Orchestrating In Memory Jobs In Luigi

Orchestrating in-memory jobs in Luigi need not be hard. The easiest way is to roll your own luigi.Target. For example the following works perfectly:

_data = {}

class MemoryTarget(luigi.Target):
    _data = {}
    def __init__(self, path): 
        self.path = path
    def exists(self): 
        return self.path in _data
    def put(self, value): 
        _data[self.path] = value
    def get(self): 
        return _data[self.path]

The reason why I’ve kept the _data outside the function is simply to ensure that Python objects persist outside of their respective tasks (of course you could bring it into MemoryTarget if you didn’t want that to happen). Then usage for this is quite straightforward.

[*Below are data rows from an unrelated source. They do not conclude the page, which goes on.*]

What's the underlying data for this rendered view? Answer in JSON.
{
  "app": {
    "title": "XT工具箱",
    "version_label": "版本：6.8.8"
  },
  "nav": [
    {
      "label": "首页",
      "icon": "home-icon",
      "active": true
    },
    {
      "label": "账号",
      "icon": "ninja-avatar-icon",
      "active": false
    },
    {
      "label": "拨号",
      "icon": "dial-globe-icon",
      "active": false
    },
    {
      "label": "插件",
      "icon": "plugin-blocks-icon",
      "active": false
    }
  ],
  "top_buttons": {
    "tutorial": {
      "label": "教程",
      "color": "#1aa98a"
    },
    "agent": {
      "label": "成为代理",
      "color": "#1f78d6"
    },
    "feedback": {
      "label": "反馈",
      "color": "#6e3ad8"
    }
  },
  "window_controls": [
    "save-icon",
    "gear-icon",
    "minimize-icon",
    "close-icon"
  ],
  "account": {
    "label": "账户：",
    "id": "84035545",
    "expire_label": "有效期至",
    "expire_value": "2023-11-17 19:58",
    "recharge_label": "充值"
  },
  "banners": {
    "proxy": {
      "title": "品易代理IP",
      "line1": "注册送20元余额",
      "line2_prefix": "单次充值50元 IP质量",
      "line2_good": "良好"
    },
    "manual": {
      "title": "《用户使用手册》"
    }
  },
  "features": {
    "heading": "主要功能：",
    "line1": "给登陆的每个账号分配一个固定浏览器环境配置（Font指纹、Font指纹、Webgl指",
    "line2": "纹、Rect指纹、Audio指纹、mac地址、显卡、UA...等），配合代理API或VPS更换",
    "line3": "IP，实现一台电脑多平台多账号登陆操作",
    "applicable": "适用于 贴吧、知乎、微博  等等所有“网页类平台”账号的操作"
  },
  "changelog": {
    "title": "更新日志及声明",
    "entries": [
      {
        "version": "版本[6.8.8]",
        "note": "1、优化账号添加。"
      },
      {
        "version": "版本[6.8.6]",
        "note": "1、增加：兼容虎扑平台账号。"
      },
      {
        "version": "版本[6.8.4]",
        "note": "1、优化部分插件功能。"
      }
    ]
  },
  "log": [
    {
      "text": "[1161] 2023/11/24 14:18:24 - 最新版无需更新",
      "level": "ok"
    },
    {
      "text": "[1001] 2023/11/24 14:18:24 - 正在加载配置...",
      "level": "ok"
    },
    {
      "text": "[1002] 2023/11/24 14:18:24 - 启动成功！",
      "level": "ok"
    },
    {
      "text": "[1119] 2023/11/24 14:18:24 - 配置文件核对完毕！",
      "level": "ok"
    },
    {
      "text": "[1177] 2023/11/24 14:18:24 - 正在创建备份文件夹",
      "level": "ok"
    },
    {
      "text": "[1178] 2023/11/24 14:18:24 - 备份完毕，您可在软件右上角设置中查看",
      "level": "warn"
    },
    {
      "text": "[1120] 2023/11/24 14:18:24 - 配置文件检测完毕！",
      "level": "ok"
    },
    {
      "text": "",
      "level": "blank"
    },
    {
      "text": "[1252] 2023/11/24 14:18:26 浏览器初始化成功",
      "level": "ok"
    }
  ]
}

Now you can put together tasks and use it to persist data and calculations performed by Luigi as needed:

# my_module.py, available in your sys.path
import luigi


_data = {}

class MemoryTarget(luigi.Target):
    _data = {}
    def __init__(self, path): 
        self.path = path
    def exists(self): 
        return self.path in _data
    def put(self, value): 
        _data[self.path] = value
    def get(self): 
        return _data[self.path]


class MyTask(luigi.Task):
    x = luigi.IntParameter(default=5)
    y = luigi.IntParameter(default=45)
    
    #def run(self):
    #    print self.x + self.y
    
    def run(self):
        f = self.output()
        f.put(self.x + self.y)
        print(f.get())
    
    def output(self):
        return MemoryTarget(self.__class__.__name__)

class MyTask2(luigi.Task):
    x = luigi.IntParameter()
    y = luigi.IntParameter(default=45)
    
    def run(self):
        dyna_input = yield MyTask()
        f = self.output()
        f.put(dyna_input.get() + self.x + self.y)
        print(f.get())
    
    def output(self):
        return MemoryTarget(self.__class__.__name__)
    
    @luigi.Task.event_handler(luigi.Event.SUCCESS)
    def output_object(task):
        """Will be called directly after a successful execution
           of `run` on any Task subclass (i.e. all luigi Tasks)
        """
        return [1,2,3]

if __name__ == '__main__':
    luigi.run(["--local-scheduler", "--x", "15", "--y", "15"], main_task_cls=MyTask2)
    print(_data) # prints as expected.